Belgique La "suédoise" est, après Dehaene Ier, le gouvernement qui a suscité la plus grande contestation sociale, selon le Crisp.

Après une année 2014 marquée par une très forte contestation du fraîchement installé gouvernement Michel, 2015 a vu fortement diminuer la mobilisation syndicale, et singulièrement le nombre de jours de grève. En 2016, celle-ci est nettement repartie à la hausse, apparaît-il à la lecture du dossier annuel du Centre de recherche et d’information sociopolitiques (Crisp), "Grèves et conflictualité sociale en 2016" (www.crisp.be).

L’an 2016 a compté 409 752 jours de grève, soit presque deux fois plus que 2015 (voir infographie 1). L’année avait pourtant débuté calmement, mais le deuxième trimestre a connu à lui seul davantage de jours de grève (247 333) que l’ensemble de 2015. En cause, surtout, les grèves menées dans le secteur public et les actions organisées au niveau interprofessionnel pour protester contre les mesures budgétaires du gouvernement Michel (atteinte à la pension des fonctionnaires, flexibilisation du temps de travail).

Cette période a également été marquée par des conflits sociaux à la SNCB et dans les prisons, particulièrement suivis au sud du pays.
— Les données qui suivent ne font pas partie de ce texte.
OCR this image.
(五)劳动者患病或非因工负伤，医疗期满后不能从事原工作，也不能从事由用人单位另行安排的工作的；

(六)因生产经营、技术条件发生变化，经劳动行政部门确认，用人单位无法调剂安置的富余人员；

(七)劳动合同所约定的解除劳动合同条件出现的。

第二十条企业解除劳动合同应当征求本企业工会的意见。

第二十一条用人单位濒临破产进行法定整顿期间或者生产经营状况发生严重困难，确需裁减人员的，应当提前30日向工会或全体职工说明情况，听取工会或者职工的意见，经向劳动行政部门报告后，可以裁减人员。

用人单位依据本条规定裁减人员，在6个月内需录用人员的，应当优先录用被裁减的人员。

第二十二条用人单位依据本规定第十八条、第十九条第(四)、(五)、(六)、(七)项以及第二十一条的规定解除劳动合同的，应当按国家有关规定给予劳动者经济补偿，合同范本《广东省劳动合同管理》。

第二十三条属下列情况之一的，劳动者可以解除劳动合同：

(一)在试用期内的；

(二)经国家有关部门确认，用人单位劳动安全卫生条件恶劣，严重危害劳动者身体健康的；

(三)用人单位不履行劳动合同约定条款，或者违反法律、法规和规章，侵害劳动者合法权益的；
Ce qui avait fait dire au ministre-Président de la Flandre Geert Bourgeois (N-VA) : "La frontière linguistique est devenue une frontière de la grève et les Flamands crachent dessus." Une affirmation qu’a voulu vérifier le Crisp, à l’aune du nombre de jours de grève en Wallonie et en Flandre. Il en ressort que, sur la période 1991-2016, les données sont insuffisantes pour se prononcer de manière absolue sur le comportement de grève en Wallonie et en Flandre. Pour la seule année 2016, par contre, le nombre de jours de grève, par 1 000 travailleurs, est inférieur en Flandre. La différence est toutefois faible, sauf pour ce fameux deuxième trimestre, au cours duquel la Flandre a enregistré 42 jours de grève par 1 000 travailleurs, contre 102 jours en Wallonie et 75 jours à Bruxelles.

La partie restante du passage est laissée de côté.